Full Steam Ahead: Mortal Engines for Linear Algebra

Two fields, each with a rich history, collide to make Thermodynamic Linear Algebra, providing the first theoretical speedups for Thermodynamic Computing

Patrick J. Coles

Maxwell Aifer

, and

Kaelan Donatella

Aug 16, 2023

Our preprint Thermodynamic Linear Algebra, submitted on August 10th, drew a warm response from the broader tech community, stimulating thoughtful questions on Hacker News. Yann LeCun also apparently found it “Fun”, and some people started betting on a hardware implementation of our proposal.

This blog post will cover several highlights from the paper, including:

Novel thermodynamic algorithms for four different linear algebra primitives.
The first asymptotic scaling analysis for the thermodynamic computing paradigm, and the first theoretically predicted speedup for a thermodynamic algorithm.
The predicted speedups grow with the difficulty of the problem, i.e., with the matrix dimension and matrix condition number, and hence the speedups can be increased by considering more difficult problems.
Numerics with a detailed timing model for thermodynamic hardware, allowing comparison of predicted runtimes in practice, and indeed these numerics show that speedup is possible with realistic hardware in realistic situations.
A fundamental relation that captures the tradeoff between energy and time in algorithmic complexity of thermodynamic algorithms. This tradeoff may be relevant more broadly (e.g., for digital methods) and impacts the cost and sustainability of AI services.
The potential for using thermodynamics as a lens on computational complexity, which is a new perspective on the optimal performance of algorithms.

In this blog post, we dive deep into these results, and provide context for their interpretation. This includes a historical context, since after all, thermodynamics and linear algebra are two iconic fields, each with their own complex histories. In what follows we first discuss this epic history.

Linear algebra, from application to hardware

Ancient History

The ancient text Jiushang Suanshu (The Nine Chapters on the Mathematical Art) was compiled in the span of 800 years beginning in the 10th century BC, and contains the following problem (the details of which are non-essential, but we include for the interested reader):

Suppose we have 3 bundles of high-quality cereals, 2 bundles of medium-quality cereals and one box of poor-quality cereals, amounting to 39 dou of grain; [suppose we also have] 2 bundles of high-quality cereals, 3 of medium-quality and one of poor quality, amounting to 34 dou of grain; one bundle of high-quality cereals, 2 of medium quality and 3 of poor-quality, amounting to 26 dou of grain. Question: how many dou of grain in 1 bundle of high-, medium- and poor-quality cereals, respectively?
Answer: 1 bundle of high-quality cereals: 9 dou 1/4; 1 bundle of medium-quality cereals: 4 dou 1/4; 1 bundle of poor-quality cereals: 2 dou 3/4.

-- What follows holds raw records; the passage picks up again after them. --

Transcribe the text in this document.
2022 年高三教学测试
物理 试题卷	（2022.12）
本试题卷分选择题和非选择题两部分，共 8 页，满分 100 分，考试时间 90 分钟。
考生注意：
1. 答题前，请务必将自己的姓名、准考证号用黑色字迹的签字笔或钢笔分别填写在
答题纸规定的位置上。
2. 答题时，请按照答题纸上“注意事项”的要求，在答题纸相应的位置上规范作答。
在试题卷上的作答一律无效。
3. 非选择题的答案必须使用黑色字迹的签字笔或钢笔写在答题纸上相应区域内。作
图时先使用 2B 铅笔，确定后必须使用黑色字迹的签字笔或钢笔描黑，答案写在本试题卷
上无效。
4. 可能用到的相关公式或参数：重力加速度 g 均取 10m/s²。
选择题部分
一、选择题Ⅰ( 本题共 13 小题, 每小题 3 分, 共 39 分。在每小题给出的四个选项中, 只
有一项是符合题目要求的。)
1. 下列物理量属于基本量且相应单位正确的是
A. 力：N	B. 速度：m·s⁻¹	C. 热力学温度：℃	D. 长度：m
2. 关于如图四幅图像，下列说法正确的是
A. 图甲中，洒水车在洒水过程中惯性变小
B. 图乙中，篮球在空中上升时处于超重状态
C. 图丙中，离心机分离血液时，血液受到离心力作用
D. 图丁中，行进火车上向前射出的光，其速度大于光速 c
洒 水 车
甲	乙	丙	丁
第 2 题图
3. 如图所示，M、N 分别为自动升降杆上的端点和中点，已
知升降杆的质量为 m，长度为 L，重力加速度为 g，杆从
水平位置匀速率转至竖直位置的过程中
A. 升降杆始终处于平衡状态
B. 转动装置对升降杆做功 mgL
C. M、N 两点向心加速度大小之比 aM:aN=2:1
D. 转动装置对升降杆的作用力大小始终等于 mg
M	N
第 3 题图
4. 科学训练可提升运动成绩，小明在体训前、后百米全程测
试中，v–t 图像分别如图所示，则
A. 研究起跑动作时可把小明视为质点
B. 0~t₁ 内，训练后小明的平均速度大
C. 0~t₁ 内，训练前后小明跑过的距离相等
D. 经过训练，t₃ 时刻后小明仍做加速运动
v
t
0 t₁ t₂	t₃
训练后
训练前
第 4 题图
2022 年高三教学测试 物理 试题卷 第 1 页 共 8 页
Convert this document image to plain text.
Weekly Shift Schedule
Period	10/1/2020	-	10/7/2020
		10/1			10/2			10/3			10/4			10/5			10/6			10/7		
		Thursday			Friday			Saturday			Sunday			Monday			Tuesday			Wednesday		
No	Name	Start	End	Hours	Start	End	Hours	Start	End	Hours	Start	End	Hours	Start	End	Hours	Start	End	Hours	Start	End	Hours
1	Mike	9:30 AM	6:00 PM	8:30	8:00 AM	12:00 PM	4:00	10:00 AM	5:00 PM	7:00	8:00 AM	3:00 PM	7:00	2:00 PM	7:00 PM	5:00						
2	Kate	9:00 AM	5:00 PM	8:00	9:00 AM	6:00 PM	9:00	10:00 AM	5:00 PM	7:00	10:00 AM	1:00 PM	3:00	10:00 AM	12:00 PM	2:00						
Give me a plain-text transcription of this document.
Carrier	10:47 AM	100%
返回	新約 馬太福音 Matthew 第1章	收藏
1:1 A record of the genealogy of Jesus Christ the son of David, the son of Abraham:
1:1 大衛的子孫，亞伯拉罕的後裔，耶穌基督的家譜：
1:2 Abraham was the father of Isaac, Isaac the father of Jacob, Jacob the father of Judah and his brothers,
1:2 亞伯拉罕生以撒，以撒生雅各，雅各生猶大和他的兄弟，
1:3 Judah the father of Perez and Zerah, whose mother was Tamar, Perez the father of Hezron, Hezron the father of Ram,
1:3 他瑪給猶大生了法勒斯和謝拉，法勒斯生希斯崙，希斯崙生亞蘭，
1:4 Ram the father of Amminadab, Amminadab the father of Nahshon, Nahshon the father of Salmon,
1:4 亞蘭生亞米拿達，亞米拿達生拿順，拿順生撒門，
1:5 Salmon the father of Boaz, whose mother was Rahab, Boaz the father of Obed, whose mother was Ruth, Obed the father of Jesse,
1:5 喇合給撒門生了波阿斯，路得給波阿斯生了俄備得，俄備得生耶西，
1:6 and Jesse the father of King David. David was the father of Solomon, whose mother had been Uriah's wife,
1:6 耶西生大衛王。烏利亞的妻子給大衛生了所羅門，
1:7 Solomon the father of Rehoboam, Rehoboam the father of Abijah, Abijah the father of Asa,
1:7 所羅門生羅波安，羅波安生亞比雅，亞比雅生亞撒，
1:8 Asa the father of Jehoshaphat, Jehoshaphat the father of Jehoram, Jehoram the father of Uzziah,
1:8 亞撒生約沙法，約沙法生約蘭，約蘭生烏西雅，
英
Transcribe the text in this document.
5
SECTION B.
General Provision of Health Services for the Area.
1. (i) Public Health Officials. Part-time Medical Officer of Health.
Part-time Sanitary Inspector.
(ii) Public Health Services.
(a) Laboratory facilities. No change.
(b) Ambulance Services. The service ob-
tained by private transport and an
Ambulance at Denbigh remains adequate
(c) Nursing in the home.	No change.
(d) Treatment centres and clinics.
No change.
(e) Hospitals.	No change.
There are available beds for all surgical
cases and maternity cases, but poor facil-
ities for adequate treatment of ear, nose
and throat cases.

This problem is, in modern terminology, a linear system of three equations, which represent constraints on the amount of grain contained in a single package, for various grades of cereal. Its solution may be depicted as the intersection of three planes, as shown in the animation below.

A system of three linear equations (from *Jiushang Suanshu*), representing constraints on grain quantities, drawn as planes. The solution (blue dot) is the intersection of the three planes. The equations are written in the bottom left.

In Jiushang, methods involving a set of bamboo “counting rods” are presented, which were used to implement a set of algorithms that formed the rod calculus. Using these methods, a clever farmer might ascertain the content of a box of grain without measuring, and maybe save time. The text therefore exemplifies some of the earliest applications, hardware, and algorithms for solving linear systems of equations.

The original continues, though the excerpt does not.